No ONU-Habitat – seu nome completo é Programa das Nações Unidas para Assentamentos Humanos – o executivo presidiu o que descreve como um observatório urbano internacional, investigando como as cidades podem ser administradas de forma positiva e aconselhando governos sobre como melhorar as condições de vida nelas.
“A urbanização é uma realidade complexa: traz riqueza e prosperidade, mas, ao mesmo tempo, tem um custo”, acrescenta Clos. “Às vezes, a urbanização parece emergir espontaneamente, muitas vezes na forma de favelas, mas precisa de ser melhorada por meio de processos formais, como planejamento e projeto urbano, normas e regulamentos. “Não se trata apenas de edifícios e ruas: é necessária uma mudança cultural.”
O crescimento das cidades foi apreciado primeiro na Europa e na América do Norte. Não obstante, nas últimas décadas, a Ásia recuperou terreno rapidamente e agora conta com mais da metade das 40 megacidades do mundo (aquelas com mais de 10 milhões de habitantes), enquanto que a África está seguindo o seu exemplo e já tem três megacidades: Cairo, Lagos e Kinshasa.
“Há cidades na África que eram pequenos municípios há 20 anos e agora são lugar de residência de milhões de pessoas”, afirma Clos. “Os migrantes tendem a se dirigir para as grandes cidades, que podem chegar a ser tão imensas que a qualidade de vida se vê limitada pelo seu crescimento”.
Contudo, existem exemplos de urbanização bem planejada. “Cingapura era extremamente pobre há 70 anos e agora é um dos países mais ricos do mundo”, diz. “O que mudou foi a introdução de políticas para abordar as realidades da vida urbana numa cidade-estado pequena, mas densamente povoada.
“A China também demonstrou que o ritmo do desenvolvimento econômico urbano pode ser acelerado com políticas urbanas adequadas.”
Mas também há ameaças sérias que devem ser abordadas: 80% das cidades são vulneráveis a fortes impactos causados por terremotos e 60% a tempestades ciclônicas e tsunamis, enquanto que todas se enfrentam ao impacto da mudança climática, incluindo a elevação do nível do mar.

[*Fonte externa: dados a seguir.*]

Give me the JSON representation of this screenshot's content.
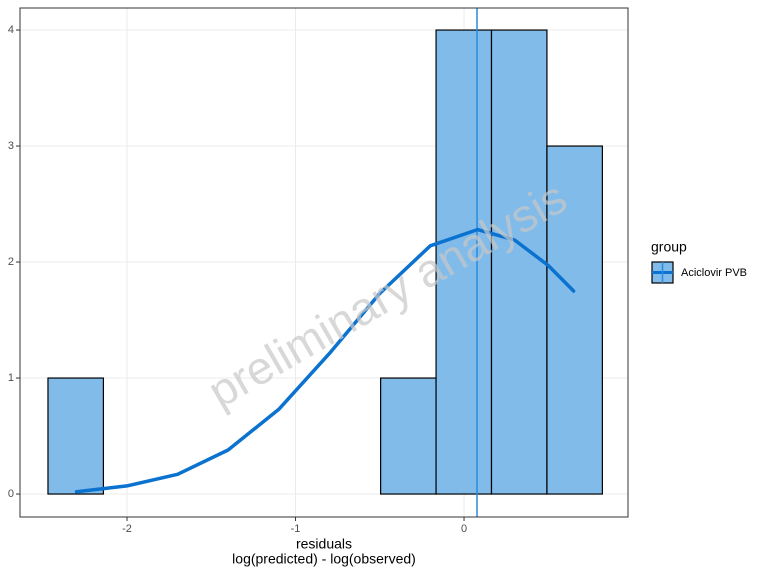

Crises sociais e políticas com dimensões catastróficas semelhantes se avizinham. As guerras costumavam ser travadas fora das cidades, mas os conflitos modernos estão transformando as paisagens urbanas em campos de batalha.
No entanto, Clos é um otimista de coração. Embora alguns dos desafios sejam desalentadores, ele acredita que muitas cidades encontraram maneiras de lidar com eles.
Com as mudanças climáticas, por exemplo, é vital que as cidades acelerem o uso de energias renováveis. Também podem descarbonizar o consumo incentivando caminhar a pé ou ir de bicicleta ou utilizando meios de transporte elétricos, bem como construindo edifícios inteligentes.
Políticas redistributivas que ajudam a diminuir as tensões sociais são substancialmente mais fáceis em áreas urbanas com melhores serviços alimentares e básicos, como o saneamento.
As favelas são um problema permanente, embora não intransponível. “Muitas cidades implementaram políticas para construir imóveis a preços acessíveis como alternativas”, disse. “Contudo, não é só uma questão de melhores edifícios. Bons empregos também são necessários para que as pessoas tenham rendimentos suficientes para viver nesses edifícios.
“Não é tão complicado quanto construir um foguete, mas requer um compromisso político muito exigente.”
Em certas partes do mundo onde o abastecimento de água potável é limitado, incrementar o abastecimento requer investimentos em estações de tratamento, energia para abastecê-las e, fundamentalmente, mecanismos políticos para fornecer acesso à água a todos. Na verdade, a questão da água reflete muito bem os desafios da urbanização em geral, pois qualquer solução deve estar baseada num bom planejamento e uma boa governança. “Isso pode ser feito mesmo nos locais mais secos”, diz Clos. “Querer é poder”.
*Artigo enviado pela Pictet Asset Management, parceira do BTG Pactual.
**Joan Clos é médico de profissão, funcionário público de carreira e diplomata. Foi Prefeito de Barcelona durante dois mandatos.